Ha tre delle sette città più appestate dal traffico – secondo “Men’s Health”: Palermo, Messina e Catania. La peggiore in tutta Italia è Palermo. E questo dà ragione a Benigni, “Johnny Stecchino”, dove l’ignaro comico viene accolto in città da uno strafatto Bonacelli, che tira su disperatamente con le narici, e gli spiga la situazione in questi termini: “Il problema è il trraffico”.
 
Eschilo “vir utique Siculus” lo dice Macrobio (“Sat. v 19”), senza dubbio siciliano. Che non può essere, avendo anche combattuto i Persiani per una dozzina d’ani, a Maratona, Salamina e Platea. Ma è vero che a un certo punto passò alla corte di Ierone a Siracusa, come già Pindaro e Simonide, impiantandovi il teatro che tuttora funzina. La Sicilia ha memoria di se stessa.
 
Secondo Omero, vi abita(va?) la felicità. È su questo precedente che “White Lotus” ha costruito la serie di successo sull’isola? Non più truffaldina delle altre – ormai le serie tv hanno sempre location da sogno.
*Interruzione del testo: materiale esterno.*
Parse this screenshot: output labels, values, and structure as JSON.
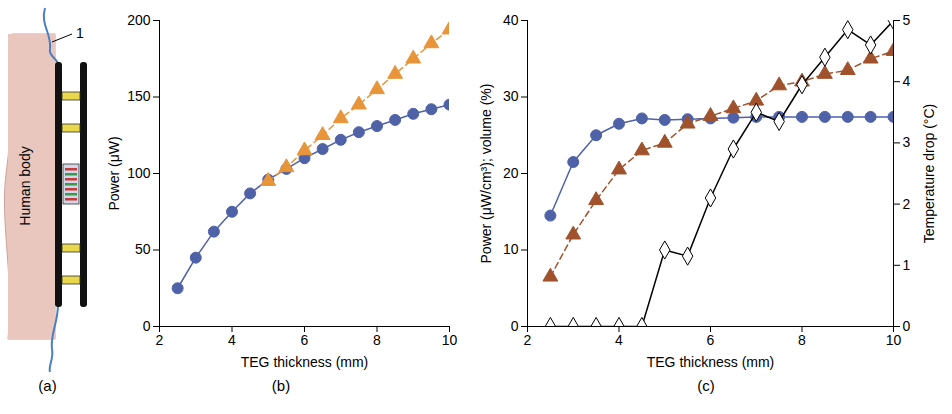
{
  "diagram": {
    "panel": "(a)",
    "body_label": "Human body",
    "callout": "1"
  },
  "chart_data": [
    {
      "type": "line",
      "panel": "(b)",
      "x_label": "TEG thickness (mm)",
      "y_label": "Power (μW)",
      "x": [
        2.5,
        3,
        3.5,
        4,
        4.5,
        5,
        5.5,
        6,
        6.5,
        7,
        7.5,
        8,
        8.5,
        9,
        9.5,
        10
      ],
      "xlim": [
        2,
        10
      ],
      "xticks": [
        2,
        4,
        6,
        8,
        10
      ],
      "ylim": [
        0,
        200
      ],
      "yticks": [
        0,
        50,
        100,
        150,
        200
      ],
      "series": [
        {
          "color": "#4f62a8",
          "marker": "circle",
          "line_style": "solid",
          "values": [
            25,
            45,
            62,
            75,
            87,
            96,
            103,
            110,
            116,
            122,
            127,
            131,
            135,
            139,
            142,
            145
          ]
        },
        {
          "color": "#e8953a",
          "marker": "triangle",
          "line_style": "dashed",
          "values": [
            null,
            null,
            null,
            null,
            null,
            95,
            104,
            115,
            125,
            136,
            145,
            155,
            165,
            175,
            185,
            194
          ]
        }
      ]
    },
    {
      "type": "line",
      "panel": "(c)",
      "x_label": "TEG thickness (mm)",
      "y_label": "Power (μW/cm³); volume (%)",
      "y2_label": "Temperature drop (°C)",
      "x": [
        2.5,
        3,
        3.5,
        4,
        4.5,
        5,
        5.5,
        6,
        6.5,
        7,
        7.5,
        8,
        8.5,
        9,
        9.5,
        10
      ],
      "xlim": [
        2,
        10
      ],
      "xticks": [
        2,
        4,
        6,
        8,
        10
      ],
      "ylim": [
        0,
        40
      ],
      "yticks": [
        0,
        10,
        20,
        30,
        40
      ],
      "y2lim": [
        0,
        5
      ],
      "y2ticks": [
        0,
        1,
        2,
        3,
        4,
        5
      ],
      "series": [
        {
          "color": "#4f62a8",
          "marker": "circle",
          "line_style": "solid",
          "values": [
            14.5,
            21.5,
            25,
            26.5,
            27.2,
            27,
            27.1,
            27.2,
            27.3,
            27.4,
            27.4,
            27.4,
            27.4,
            27.4,
            27.4,
            27.4
          ]
        },
        {
          "color": "#a0522d",
          "marker": "triangle",
          "line_style": "dashed",
          "values": [
            6.5,
            12,
            16.5,
            20.5,
            23,
            24,
            26.5,
            27.5,
            28.5,
            29.5,
            31.5,
            32,
            33,
            33.5,
            35,
            36
          ]
        },
        {
          "color": "#000000",
          "marker": "open_diamond",
          "line_style": "solid",
          "axis": "y2",
          "values": [
            0,
            0,
            0,
            0,
            0,
            1.25,
            1.15,
            2.1,
            2.9,
            3.5,
            3.35,
            3.95,
            4.4,
            4.85,
            4.6,
            5.0
          ]
        }
      ]
    }
  ]
}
Per beneficiare delle Film Commissio locali, dei finanziamenti pubblici a fondo perduto, ma anche per compiacere lo spettatore, che ormai si vede solo come turista, sia pure solo in immagine.  
 
Iside Regina ha “i Siciliani trilingui”, al canto XI delle “Metamorfosi di Apuleio, dove fa l’elenco dei tanti nomi che le vengono dati nel “mondo” – dai Siciliani “Proserpina Stigia”. Trilingui perché greci, latini e punici?
 
Le donne di Catania, che ecciteranno i giovantti di Brancati, erano per Brian Hill, viaggiatore inglese del 1790 o 1791, “prefiche a un funerale”.
Questo Brian Hill è solo noto per le “Curiosità di un viaggio in Sicilia e Calabria” (“A journey through Sicily and Calabria”, in the Year 1791; with a postscript, containing some account of the ceremonies of the Last Holy Week at Rome). Una guida turistica.
 
A Corleone, un seco dopo centro della mafia più spietata, con decine di stragi e migliaia di morti, nel 1893 i fasci socialisti siciliani imposero ai possidenti i primi nuovi patti agrari. Anche se i contadini (Croce, “Storia d’Italia, 204), protestavano, con i labari di Umberto (il re) e della Madonna.
 
Cicerone non era tenero con l’isola – anche se difese Verre, il procoonsole che governando la Sicilia si arricchì (il primo accusato del tipico malaffare romano, allora e oggi: “de pecuniis repetundis”, cioè di concussione. Si sono detti celermente “latini”, pettegolava scrivendo agli amici, e poi “romani”, per soldi.
 
O Verre, com’è probabile, non fu il primo imputato di concussione, nel governo della Sicilia. L’isola è stata comunque derubata da molto tempo.
 
A Bagheria, città di 50-60 mila abitanti, una qindicina di minuti da Palermo, e una ventina da Termini Imerese, “non c’è un ospedale”, constata delusa Camilla Cederna nei viaggi di “Casa nostra”, quarant’anni fa. E non lo vuole, dicono ora gli amministratori, inaugurando un poliambulatorio in un vecchia clinica, “Le Magnolie”, restaurata coi fondi Pnnr, “data la vicinanza della città con Palermo e con Termini Imerese”. Superiore interesse pubblico, al risparmio?